We’ve found that this makes for a fantastic backup solution that can be driven by the backup server, on whatever schedule we find suitable. You can find both the pipesave and dumpsave enhancements in one of our topic branches at github.
AOF background rewrite monitoring
AOF files will grow forever, but thankfully Redis comes with functionality to consolidate an AOF file into a minimal set of commands needed to reconstitute the dataset. Redis does this in a background rewrite process to avoid holding up the master process.
This is very good, but there’s no way to know when a rewrite was last performed. The Redis server notes when the last RDB dump was performed, but there’s no equivalent for AOF backups. Until now, that is. Our nagios monitoring checks for the time of the last AOF rewrite and will notify us if it’s been too long since the last clean rewrite.
Truncate short AOF writes
It’s possible for an AOF write to bomb out and not write a full record to the end of the file (eg. if the disk is full). The official docs helpfully mention that the
redis-check-aof command can fix this for you, but that takes a long time when your AOF file is massive, and really isn’t fun when you can’t restart Redis because of a few lousy bytes at the end of the file.
This really shouldn’t be necessary, so we fixed it. The background rewrite will now try to clean up after itself if it gets in a pickle.
Retry writes to the AOF if we run out of space
AOF files use a lot of diskspace. That’s okay because disk is cheap. However, a background rewrite of an AOF file can cause a huge spike in disk usage, and it’s possible for that to get out of hand before anyone notices.

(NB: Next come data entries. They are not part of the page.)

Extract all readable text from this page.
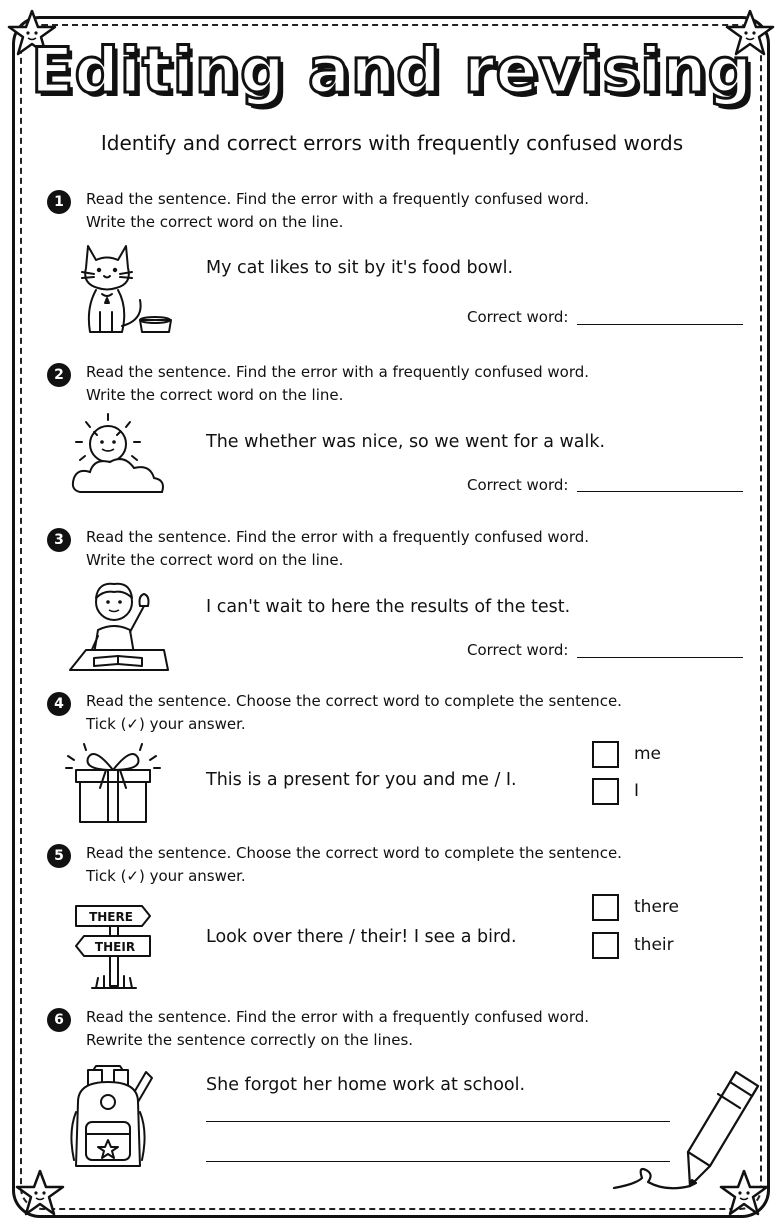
Editing and revising
Identify and correct errors with frequently confused words
1	Read the sentence. Find the error with a frequently confused word.
Write the correct word on the line.
My cat likes to sit by it's food bowl.
Correct word:
2	Read the sentence. Find the error with a frequently confused word.
Write the correct word on the line.
The whether was nice, so we went for a walk.
Correct word:
3	Read the sentence. Find the error with a frequently confused word.
Write the correct word on the line.
I can't wait to here the results of the test.
Correct word:
4	Read the sentence. Choose the correct word to complete the sentence.
Tick (✓) your answer.
This is a present for you and me / I.
me
I
5	Read the sentence. Choose the correct word to complete the sentence.
Tick (✓) your answer.
THERE
THEIR	Look over there / their! I see a bird.
there
their
6	Read the sentence. Find the error with a frequently confused word.
Rewrite the sentence correctly on the lines.
She forgot her home work at school.
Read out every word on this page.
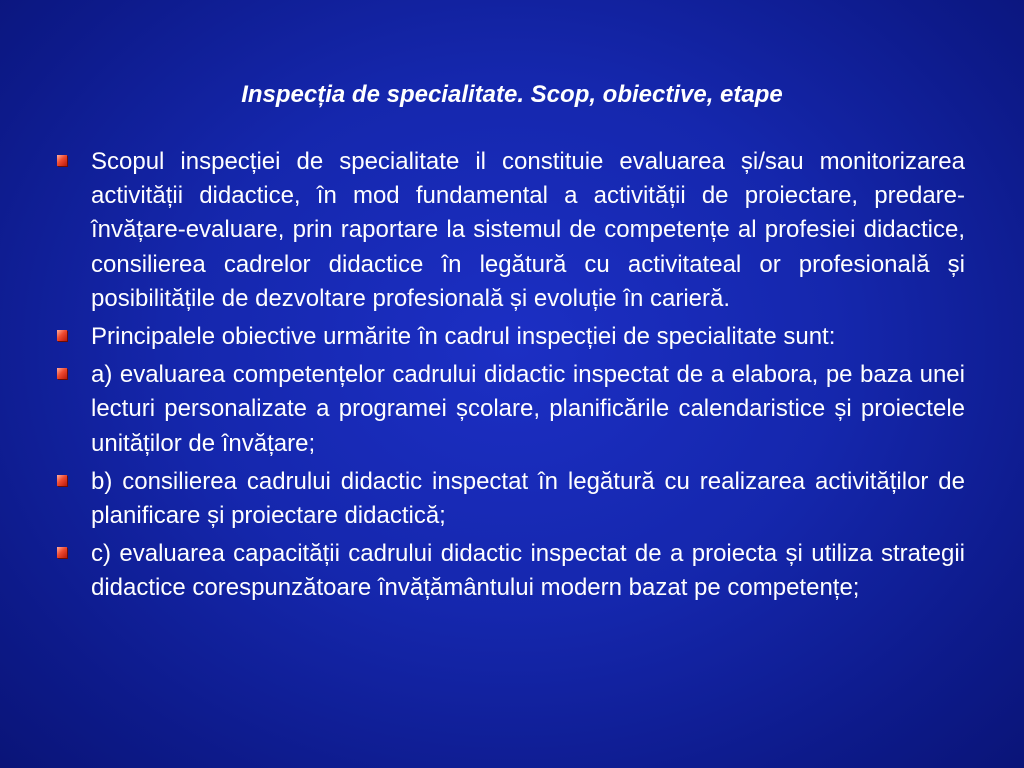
Inspecția de specialitate. Scop, obiective, etape
Scopul inspecției de specialitate il constituie evaluarea și/sau monitorizarea activității didactice, în mod fundamental a activității de proiectare, predare-învățare-evaluare, prin raportare la sistemul de competențe al profesiei didactice, consilierea cadrelor didactice în legătură cu activitateal or profesională și posibilitățile de dezvoltare profesională și evoluție în carieră.
Principalele obiective urmărite în cadrul inspecției de specialitate sunt:
a) evaluarea competențelor cadrului didactic inspectat de a elabora, pe baza unei lecturi personalizate a programei școlare, planificările calendaristice și proiectele unităților de învățare;
b) consilierea cadrului didactic inspectat în legătură cu realizarea activităților de planificare și proiectare didactică;
c) evaluarea capacității cadrului didactic inspectat de a proiecta și utiliza strategii didactice corespunzătoare învățământului modern bazat pe competențe;
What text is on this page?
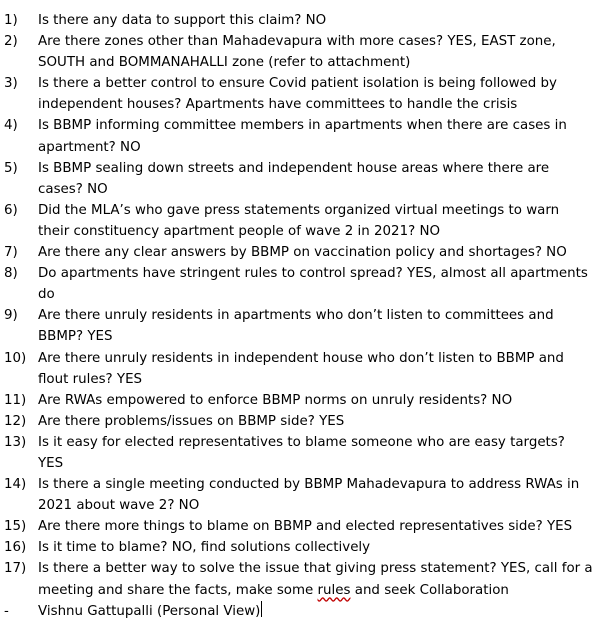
1)	Is there any data to support this claim? NO
2)	Are there zones other than Mahadevapura with more cases? YES, EAST zone, SOUTH and BOMMANAHALLI zone (refer to attachment)
3)	Is there a better control to ensure Covid patient isolation is being followed by independent houses? Apartments have committees to handle the crisis
4)	Is BBMP informing committee members in apartments when there are cases in apartment? NO
5)	Is BBMP sealing down streets and independent house areas where there are cases? NO
6)	Did the MLA’s who gave press statements organized virtual meetings to warn their constituency apartment people of wave 2 in 2021? NO
7)	Are there any clear answers by BBMP on vaccination policy and shortages? NO
8)	Do apartments have stringent rules to control spread? YES, almost all apartments do
9)	Are there unruly residents in apartments who don’t listen to committees and BBMP? YES
10) Are there unruly residents in independent house who don’t listen to BBMP and flout rules? YES
11) Are RWAs empowered to enforce BBMP norms on unruly residents? NO
12) Are there problems/issues on BBMP side? YES
13) Is it easy for elected representatives to blame someone who are easy targets? YES
14) Is there a single meeting conducted by BBMP Mahadevapura to address RWAs in 2021 about wave 2? NO
15) Are there more things to blame on BBMP and elected representatives side? YES
16) Is it time to blame? NO, find solutions collectively
17) Is there a better way to solve the issue that giving press statement? YES, call for a meeting and share the facts, make some rules and seek Collaboration
-	Vishnu Gattupalli (Personal View)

In the event that a background rewrite fails due to running out of diskspace, Redis will crash hard. There’s a certain cruel irony in the fact that the background rewrite process, designed to stop you from running out of diskspace due to an ever-growing AOF file, itself causes an out-of-space condition and kills the Redis server.
We’ve fixed this by making the usual AOF logger a bit more relaxed. If we run out of diskspace, the background rewrite process will eventually die, but the main AOF logger will retry the write in the hope that it might eventually succeed.
Redis is a very nifty piece of software. And, thanks to it being well written, we’ve been able to extend and improve the functionality to meet our needs and make it more robust.
With these improvements, we now suffer less downtime in the event of an outage, less chance of an outage to begin with, faster failovers on HA systems, and backups that are timely and produce minimal extra load on the Redis server. That’s pretty cool.